A Chinese foreign ministry spokesman said that Canada should take the incident spawned by a T-shirt worn by Canadian embassy staff in China as a warning, after the shirt caused “offence” to Chinese people.
The rift between China and Canada came after staff at the Embassy of Canada ordered shirts designed to say “Wuhan” across the bat-like logo of famous 90s hip-hop group Wu-Tang Clan.
The embassy released an official statement of apology for any offence it might have caused, though the explanation provided does not seem to be enough for the ruling Chinese Communist Party.
In a media statement on Monday, Chinese foreign ministry spokesman Wang Wenbin suggested that “Canada should take it as a warning to ensure that such incidents won't happen again.”
Previously, Wang said that it was “hard to believe that the relevant staff member, as a senior diplomat who has worked and lived in China for many years, could make such a stupid mistake unconsciously.”

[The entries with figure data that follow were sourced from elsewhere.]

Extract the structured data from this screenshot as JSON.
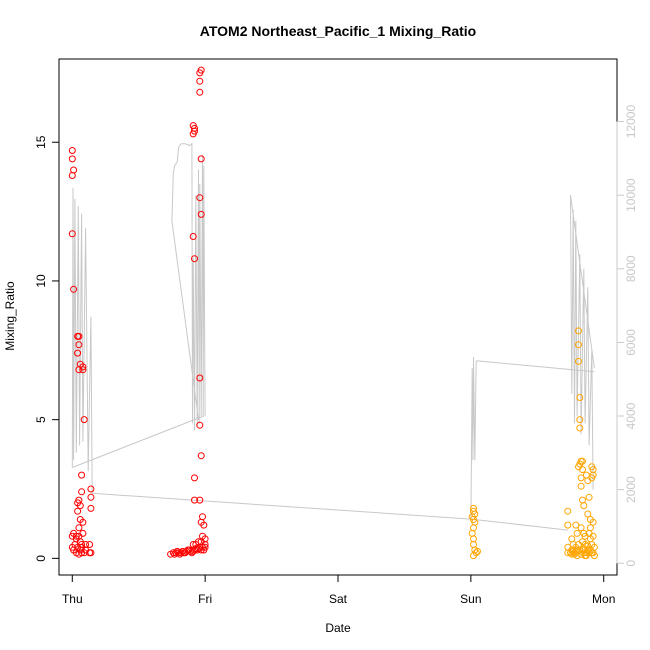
{
  "chart_data": {
    "type": "scatter",
    "title": "ATOM2 Northeast_Pacific_1 Mixing_Ratio",
    "xlabel": "Date",
    "ylabel": "Mixing_Ratio",
    "x_ticks": [
      "Thu",
      "Fri",
      "Sat",
      "Sun",
      "Mon"
    ],
    "x_unit": "days since Thu 00:00",
    "xlim": [
      -0.1,
      4.1
    ],
    "ylim": [
      -0.6,
      18.0
    ],
    "y_ticks": [
      0,
      5,
      10,
      15
    ],
    "y2_ticks": [
      0,
      2000,
      4000,
      6000,
      8000,
      10000,
      12000
    ],
    "y2lim": [
      -320,
      13700
    ],
    "grid": false,
    "colors": {
      "red": "#ff0000",
      "orange": "#ffa500",
      "line": "#c8c8c8",
      "axis": "#000000",
      "y2axis": "#c8c8c8"
    },
    "series": [
      {
        "color": "red",
        "points": [
          [
            0.0,
            14.7
          ],
          [
            0.0,
            14.4
          ],
          [
            0.01,
            14.0
          ],
          [
            0.0,
            13.8
          ],
          [
            0.0,
            11.7
          ],
          [
            0.01,
            9.7
          ],
          [
            0.04,
            8.0
          ],
          [
            0.05,
            8.0
          ],
          [
            0.05,
            7.7
          ],
          [
            0.04,
            7.4
          ],
          [
            0.06,
            7.0
          ],
          [
            0.08,
            6.9
          ],
          [
            0.05,
            6.8
          ],
          [
            0.08,
            6.8
          ],
          [
            0.09,
            5.0
          ],
          [
            0.07,
            3.0
          ],
          [
            0.07,
            2.4
          ],
          [
            0.05,
            2.1
          ],
          [
            0.04,
            2.0
          ],
          [
            0.06,
            1.9
          ],
          [
            0.04,
            1.7
          ],
          [
            0.06,
            1.4
          ],
          [
            0.08,
            1.3
          ],
          [
            0.05,
            1.1
          ],
          [
            0.01,
            0.9
          ],
          [
            0.0,
            0.8
          ],
          [
            0.03,
            0.8
          ],
          [
            0.05,
            0.8
          ],
          [
            0.08,
            0.9
          ],
          [
            0.03,
            0.7
          ],
          [
            0.06,
            0.6
          ],
          [
            0.02,
            0.5
          ],
          [
            0.07,
            0.5
          ],
          [
            0.1,
            0.5
          ],
          [
            0.13,
            0.5
          ],
          [
            0.0,
            0.4
          ],
          [
            0.04,
            0.4
          ],
          [
            0.07,
            0.4
          ],
          [
            0.1,
            0.3
          ],
          [
            0.01,
            0.3
          ],
          [
            0.06,
            0.3
          ],
          [
            0.03,
            0.2
          ],
          [
            0.07,
            0.2
          ],
          [
            0.13,
            0.2
          ],
          [
            0.09,
            0.2
          ],
          [
            0.05,
            0.15
          ],
          [
            0.14,
            2.5
          ],
          [
            0.14,
            2.2
          ],
          [
            0.14,
            1.8
          ],
          [
            0.14,
            0.2
          ],
          [
            0.74,
            0.15
          ],
          [
            0.76,
            0.2
          ],
          [
            0.77,
            0.15
          ],
          [
            0.78,
            0.2
          ],
          [
            0.79,
            0.25
          ],
          [
            0.8,
            0.2
          ],
          [
            0.81,
            0.15
          ],
          [
            0.82,
            0.2
          ],
          [
            0.83,
            0.25
          ],
          [
            0.84,
            0.2
          ],
          [
            0.85,
            0.2
          ],
          [
            0.86,
            0.25
          ],
          [
            0.87,
            0.3
          ],
          [
            0.88,
            0.3
          ],
          [
            0.89,
            0.25
          ],
          [
            0.9,
            0.2
          ],
          [
            0.91,
            0.25
          ],
          [
            0.92,
            0.3
          ],
          [
            0.93,
            0.35
          ],
          [
            0.94,
            0.3
          ],
          [
            0.95,
            0.35
          ],
          [
            0.96,
            0.4
          ],
          [
            0.97,
            0.3
          ],
          [
            0.98,
            0.4
          ],
          [
            0.99,
            0.3
          ],
          [
            1.0,
            0.4
          ],
          [
            0.91,
            0.5
          ],
          [
            0.93,
            0.5
          ],
          [
            0.95,
            0.6
          ],
          [
            0.97,
            0.6
          ],
          [
            0.98,
            0.8
          ],
          [
            1.0,
            0.7
          ],
          [
            1.0,
            0.5
          ],
          [
            0.99,
            1.2
          ],
          [
            0.98,
            1.5
          ],
          [
            0.97,
            1.3
          ],
          [
            0.96,
            2.1
          ],
          [
            0.92,
            2.1
          ],
          [
            0.92,
            2.9
          ],
          [
            0.97,
            3.7
          ],
          [
            0.96,
            4.8
          ],
          [
            0.96,
            6.5
          ],
          [
            0.92,
            10.8
          ],
          [
            0.91,
            11.6
          ],
          [
            0.97,
            12.4
          ],
          [
            0.96,
            13.0
          ],
          [
            0.97,
            14.4
          ],
          [
            0.91,
            15.3
          ],
          [
            0.92,
            15.4
          ],
          [
            0.92,
            15.5
          ],
          [
            0.91,
            15.6
          ],
          [
            0.96,
            16.8
          ],
          [
            0.96,
            17.2
          ],
          [
            0.96,
            17.5
          ],
          [
            0.97,
            17.6
          ]
        ]
      },
      {
        "color": "orange",
        "points": [
          [
            3.02,
            1.8
          ],
          [
            3.02,
            1.7
          ],
          [
            3.03,
            1.6
          ],
          [
            3.01,
            1.5
          ],
          [
            3.02,
            1.4
          ],
          [
            3.03,
            1.3
          ],
          [
            3.02,
            1.1
          ],
          [
            3.01,
            0.9
          ],
          [
            3.02,
            0.7
          ],
          [
            3.02,
            0.5
          ],
          [
            3.03,
            0.3
          ],
          [
            3.04,
            0.2
          ],
          [
            3.02,
            0.1
          ],
          [
            3.05,
            0.25
          ],
          [
            3.73,
            1.7
          ],
          [
            3.73,
            1.2
          ],
          [
            3.73,
            0.4
          ],
          [
            3.73,
            0.2
          ],
          [
            3.76,
            0.7
          ],
          [
            3.77,
            0.5
          ],
          [
            3.76,
            0.3
          ],
          [
            3.78,
            0.2
          ],
          [
            3.79,
            0.25
          ],
          [
            3.8,
            0.3
          ],
          [
            3.8,
            0.9
          ],
          [
            3.79,
            1.2
          ],
          [
            3.81,
            0.5
          ],
          [
            3.81,
            8.2
          ],
          [
            3.81,
            7.7
          ],
          [
            3.81,
            7.1
          ],
          [
            3.82,
            5.8
          ],
          [
            3.82,
            5.0
          ],
          [
            3.82,
            4.7
          ],
          [
            3.81,
            3.3
          ],
          [
            3.82,
            3.4
          ],
          [
            3.83,
            3.5
          ],
          [
            3.84,
            3.5
          ],
          [
            3.84,
            3.2
          ],
          [
            3.83,
            2.9
          ],
          [
            3.83,
            2.6
          ],
          [
            3.84,
            2.1
          ],
          [
            3.85,
            1.9
          ],
          [
            3.83,
            1.1
          ],
          [
            3.85,
            0.9
          ],
          [
            3.86,
            0.8
          ],
          [
            3.84,
            0.6
          ],
          [
            3.86,
            0.5
          ],
          [
            3.84,
            0.3
          ],
          [
            3.85,
            0.2
          ],
          [
            3.86,
            0.1
          ],
          [
            3.87,
            0.2
          ],
          [
            3.88,
            0.3
          ],
          [
            3.89,
            0.2
          ],
          [
            3.87,
            3.0
          ],
          [
            3.88,
            2.8
          ],
          [
            3.89,
            2.2
          ],
          [
            3.88,
            1.6
          ],
          [
            3.9,
            1.4
          ],
          [
            3.9,
            1.1
          ],
          [
            3.89,
            0.9
          ],
          [
            3.9,
            0.7
          ],
          [
            3.91,
            0.5
          ],
          [
            3.9,
            0.3
          ],
          [
            3.91,
            0.2
          ],
          [
            3.91,
            3.3
          ],
          [
            3.92,
            3.2
          ],
          [
            3.92,
            3.0
          ],
          [
            3.91,
            2.9
          ],
          [
            3.92,
            1.3
          ],
          [
            3.92,
            0.8
          ],
          [
            3.93,
            0.4
          ],
          [
            3.92,
            0.2
          ],
          [
            3.93,
            0.1
          ],
          [
            3.75,
            0.2
          ],
          [
            3.76,
            0.15
          ],
          [
            3.77,
            0.25
          ],
          [
            3.78,
            0.15
          ],
          [
            3.79,
            0.4
          ],
          [
            3.8,
            0.1
          ],
          [
            3.82,
            0.3
          ],
          [
            3.83,
            0.15
          ],
          [
            3.85,
            0.35
          ],
          [
            3.87,
            0.1
          ],
          [
            3.88,
            0.45
          ]
        ]
      }
    ],
    "y2_series": {
      "color": "#c8c8c8",
      "points": [
        [
          0.0,
          2600
        ],
        [
          0.005,
          10200
        ],
        [
          0.01,
          2800
        ],
        [
          0.02,
          9900
        ],
        [
          0.03,
          3000
        ],
        [
          0.045,
          9700
        ],
        [
          0.055,
          3200
        ],
        [
          0.07,
          9500
        ],
        [
          0.08,
          3300
        ],
        [
          0.1,
          9100
        ],
        [
          0.12,
          2500
        ],
        [
          0.14,
          6700
        ],
        [
          0.15,
          1900
        ],
        [
          0.95,
          3900
        ],
        [
          0.75,
          9300
        ],
        [
          0.76,
          10600
        ],
        [
          0.77,
          10800
        ],
        [
          0.79,
          10900
        ],
        [
          0.8,
          11300
        ],
        [
          0.82,
          11400
        ],
        [
          0.85,
          11400
        ],
        [
          0.88,
          11350
        ],
        [
          0.9,
          11400
        ],
        [
          0.905,
          3800
        ],
        [
          0.91,
          8300
        ],
        [
          0.92,
          3600
        ],
        [
          0.93,
          10000
        ],
        [
          0.94,
          3700
        ],
        [
          0.95,
          10700
        ],
        [
          0.955,
          3800
        ],
        [
          0.96,
          10300
        ],
        [
          0.97,
          4000
        ],
        [
          0.98,
          11100
        ],
        [
          0.985,
          4000
        ],
        [
          0.99,
          10800
        ],
        [
          1.0,
          4000
        ],
        [
          3.0,
          1200
        ],
        [
          3.01,
          5300
        ],
        [
          3.015,
          2800
        ],
        [
          3.02,
          5600
        ],
        [
          3.03,
          2800
        ],
        [
          3.04,
          5500
        ],
        [
          3.93,
          5300
        ],
        [
          3.75,
          10000
        ],
        [
          3.76,
          4600
        ],
        [
          3.77,
          9600
        ],
        [
          3.78,
          3800
        ],
        [
          3.79,
          9300
        ],
        [
          3.8,
          4000
        ],
        [
          3.82,
          8400
        ],
        [
          3.83,
          3500
        ],
        [
          3.85,
          8000
        ],
        [
          3.86,
          3800
        ],
        [
          3.88,
          7500
        ],
        [
          3.89,
          3200
        ],
        [
          3.91,
          5800
        ],
        [
          3.92,
          2000
        ]
      ],
      "connectors": [
        [
          [
            0.0,
            2600
          ],
          [
            0.99,
            4000
          ]
        ],
        [
          [
            0.15,
            1900
          ],
          [
            3.0,
            1200
          ],
          [
            3.73,
            900
          ]
        ],
        [
          [
            3.04,
            5500
          ],
          [
            3.93,
            5200
          ]
        ]
      ]
    }
  }
}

Chinese state media reported that the staffer had ordered the shirts as part of something akin to a conspiracy to smear the Chinese for COVID-19 originating from a bat in the Wuhan area.
A source for China's Global Times reported that the diplomat “was in a rush. Facing questions from the Chinese firm [that made the shirt], he lied that the word 'WU-HAN' was just 'a line of Canadian words,' representing it's cool.”
An analyst specializing in foreign affairs told the outlet that “such ill-intentioned implication severely damaged the national image of Canada, further jeopardizing China-Canada relationship, which is a very short-sighted action.”
Relations between the two nations have been strained since the arrest of Huawei CFO Meng Wanzhou by Canadian border officials in 2018. Following the arrest, two Canadians — Michael Kovrig and Michael Spavor — were detained in China. Meng's extradition trial is ongoing, while both Kovrig and Spavor remain in detention, still awaiting a formal trial.